The Regent's Canal borders the west side of the park, while Hertford Union Canal borders the south side of the park; this offers access to walking or cycling on their towpaths. The National Cycle Route 1 (NCR1) passes here on the Hertford Union Canal. Mare Street or Mile End or Hackney Wick can easily be reached from here.

The northern end of the Greenway walk/cycle path to Beckton, via Queen Elizabeth Olympic Park and Newham General Hospital, starts nearby on the eastern side of Victoria Park.

== Awards ==

In summer 2008, the park was voted London's best local park by Time Out magazine.

In 2011 it won its first Green Flag award (which it has retained every year since,) and it was again voted London's favourite park, this time in the national People's Choice Award, a UK wide competition. In 2013 Victoria Park was also certified a Green Heritage Site by English Heritage and Keep Britain Tidy, an award given in recognition of achieving the required standard in the management and interpretation of a site with local or national historic importance.

In 2013 the park came second in a national vote to find the public's favourite Green Flag Awarded park, beaten only by Margam Country Park in south Wales from a field of 1,448 qualifying open spaces.

In 2014, Victoria Park reinstated itself as the most popular park in the UK, with over 13,000 votes in the Green Flag People's Choice Awards. The park also was once again rewarded both Green Flag and Green Heritage status.
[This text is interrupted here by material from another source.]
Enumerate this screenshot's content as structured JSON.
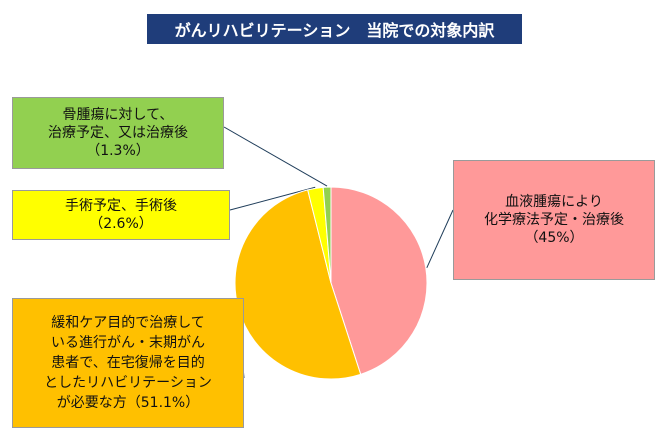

As of November 2025, Victoria Park had retained the Green Flag People's Choice Award for a 13th consecutive year. It was also the only park in London in the top 10 that year.

== In popular culture ==

- The denouement of Sarah Waters' 1998 debut novel Tipping the Velvet plays out at a "Workers' Rally" held at the park in 1895.
- Appears in the 2004 film Spivs by Colin Teague, starring Rita Ora.
- Appears in the 2013 music video Paper Heart, by Chlöe Howl.
- Appears in the 2014 film Pride starring Imelda Staunton, Bill Nighy and Dominic West.
- Appears in the 2014 film Good People starring James Franco and Kate Hudson.
- Appears in the 2014 John Lewis Christmas advert: Monty the Penguin can be seen around the West Boating Lake.
- Appears in Catastrophe starring Sharon Horgan and Rob Delaney.